Crown appeal extends sentence of football coach who groomed teenage player and messaged paedophile hunter

Crown appeal extends sentence of football coach who groomed teenage player and messaged paedophile hunter

The High Court of Justiciary has increased the length of an extended sentence imposed on a man who groomed a teenage girl into having sex with him and made indecent communications towards another person he believed to be a young girl, after the Crown appealed against the leniency of the original sentence.

LM, aged 50 to 52 at the time of the offences, was given four concurrent sentences of imprisonment, the longest of which was a seven-year extended sentence, in respect of sexual offences committed against complainer LW and a person he believed to be a young girl who was in fact a pseudonym used by a paedophile hunter. The Crown argued that the judge had erroneously treated features of the case involving LW as mitigatory and the sentence as a whole did not reflect the nature of the offending.

The appeal was heard by the Lord Justice Clerk, Lady Dorrian, with Lord Doherty and Lord Beckett. Harvey AD appeared for the Crown and Stewart KC and Russell, solicitor advocate, for the respondent.

Offences “for free”

LW had been a player in a girl’s football team of which the respondent was coach, whom he groomed via messaging apps and began taking to laybys in his car to have sex. He did this on around eight to 10 occasions between October 2021 and February 2022. The matter was reported to the police when LW’s father discovered a pregnancy test in her room. In respect of LW the respondent was charged with communicating indecently her, and with of rape and sexual assault of LW by penetration.

Between August 2022 and October 2022, the respondent exchanged around 6,000 messages with “Scarlet Speicher”, a pseudonym used by a member of a paedophile hunter group. Some of the messages by the respondent anticipated sexual contact between himself and “Scarlet”, and he was later recorded masturbating on a video call. In respect of this conduct, the respondent was charged with attempting to communicate indecently with a child, and a charge of attempting to cause a child to view a sexual image. These offences were aggravated by being committed whilst he was on bail for the first two charges.

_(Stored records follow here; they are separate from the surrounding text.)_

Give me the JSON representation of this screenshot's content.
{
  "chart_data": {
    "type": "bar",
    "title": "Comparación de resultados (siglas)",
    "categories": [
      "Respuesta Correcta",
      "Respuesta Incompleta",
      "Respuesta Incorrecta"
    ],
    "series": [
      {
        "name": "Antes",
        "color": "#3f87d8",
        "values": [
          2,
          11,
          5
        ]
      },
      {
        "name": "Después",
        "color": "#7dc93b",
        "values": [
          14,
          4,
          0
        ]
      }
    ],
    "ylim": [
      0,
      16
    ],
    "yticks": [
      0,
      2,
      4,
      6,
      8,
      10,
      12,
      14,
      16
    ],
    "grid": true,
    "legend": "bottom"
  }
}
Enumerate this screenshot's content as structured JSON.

In his appeal report, the trial judge said that he formed the impression that the respondent was “a lonely and self-pitying man” who directed his attentions at older female children because he felt they would be a more receptive audience than a mature woman, rather than because of any specific sexual interest in children. However, he saw the evidence of LW in respect of her apparent consent as a distinguishing, though not specifically mitigatory, feature of the case, and decided not to impose a cumulo sentence on all the charges.

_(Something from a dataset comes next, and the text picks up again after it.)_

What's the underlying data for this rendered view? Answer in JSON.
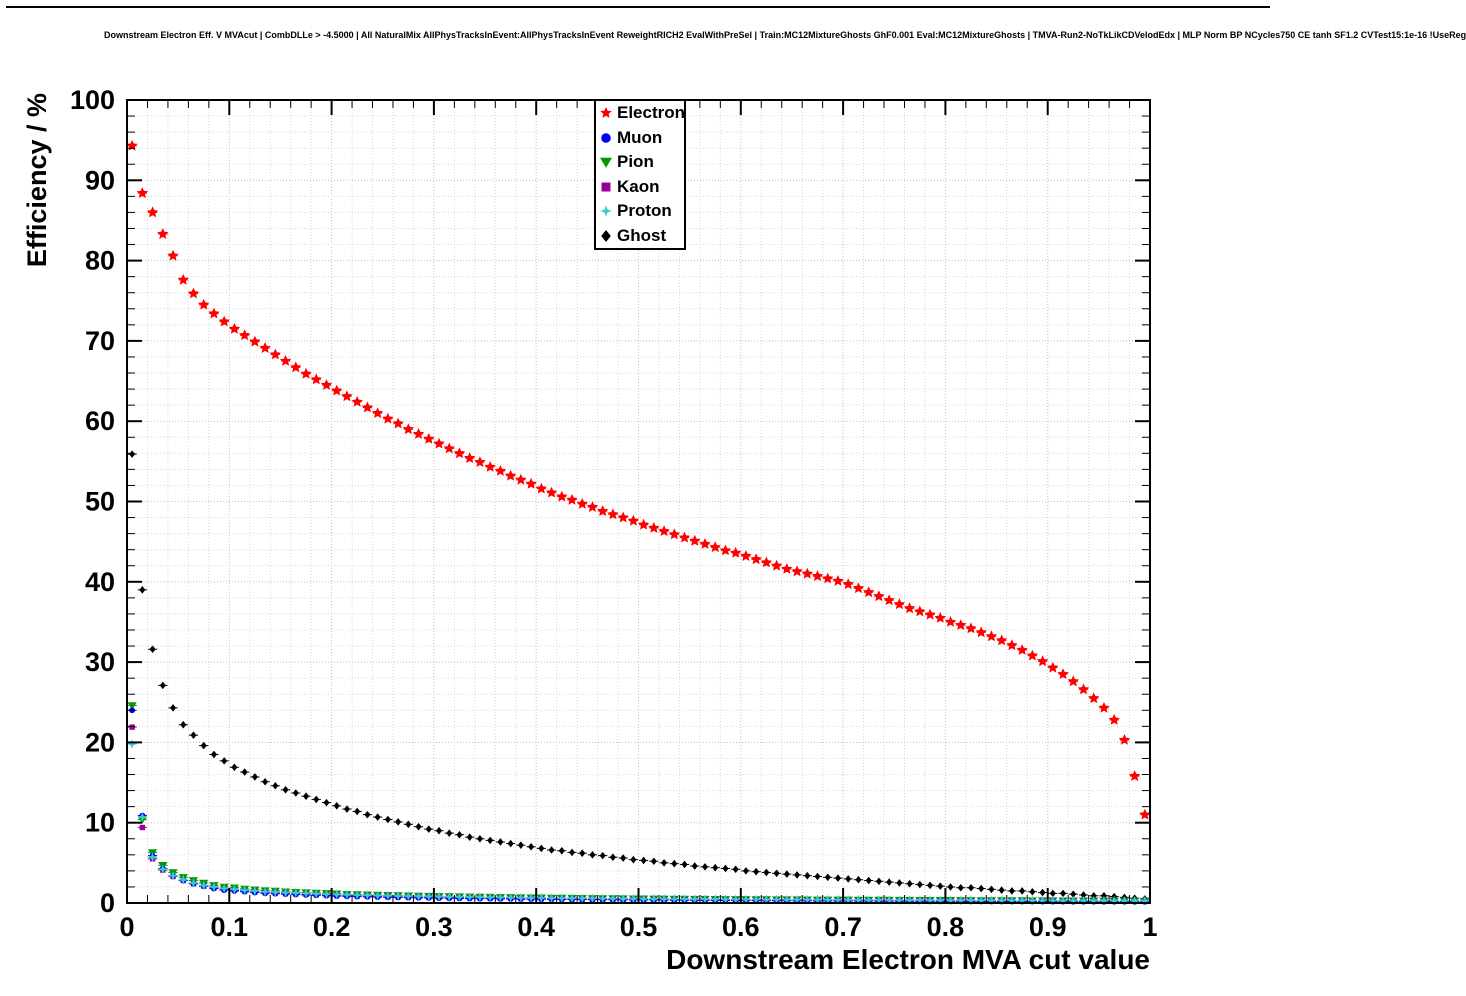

For the Crown it was submitted that the sentence imposed did not reflect the gravity of the offending in charge 2, nor the overall gravity of the offending. It was plain that the jury had accepted that the respondent had groomed LW and had concluded that a consequence had been that there was not in fact free agreement by LW to the sexual activity. Notwithstanding his statement to the contrary, the judge had treated LW’s active participation and purported consent as mitigatory.

It was further submitted that the judge failed to take into account the fact that charges 3 and 4 were committed on bail and demonstrated a continued sexual interest in children. His decision to impose an extended sentence in charge 2 should not have affected his decision on whether to make the sentences for charges 3 and 4 concurrent to the sentence for charge 2, which had the effect that those offences were committed “for free”.

No care or concern

Lady Dorrian, delivering the opinion of the court, began with general observations on cases of grooming: “The term has been used by the court to describe a broad variety of offending, ranging from the most severe and egregious sexual offending against very young children to cases where there has been, on the face of it, enthusiastic and willing participation by the complainer. What is obvious from the cases, however, is that grooming usually consists of a pattern of manipulative behaviour which exhibits a number of very common features or hallmarks.”

She then said of the present case: “In our view the trial judge erred in his categorisation of the respondent’s conduct, and in his approach to the fact that LW had believed herself to be consenting. He also erred in failing to treat the respondent as a groomer. Further, he erroneously considered that the respondent did not fall to be treated as someone with a particular and specific sexual interest in children.”

Considering the factors meriting a longer sentence in respect of charge 2, Lady Dorrian said: “[The respondent] displayed no care or concern for LW’s sexual health and wellbeing. He compounded the physical sexual abuse by sending sexually explicit messages and images to her. He manipulated her emotionally by telling her that he would go to prison should his abuse be discovered. When she was scouted for a better football team he used his position of power over her to make her feel guilty about leaving him and his team [and] to make matters worse, the respondent was a Child Protection Officer at the football club.”

She concluded: “We are also satisfied that the effect of his making the sentences for charges 3 and 4 concurrent with the sentences for charges 1 and 2 was that charges 3 and 4 were indeed committed ‘for free’. The sentence imposed by the trial judge on charge 2 does not recognise the serious nature of the offending, for which there are no material mitigating factors.”

The court therefore quashed the custodial sentences originally imposed and substituted a cumulo extended sentence of 12 years, made up of a custodial term of 9 years and a 3-year extension period.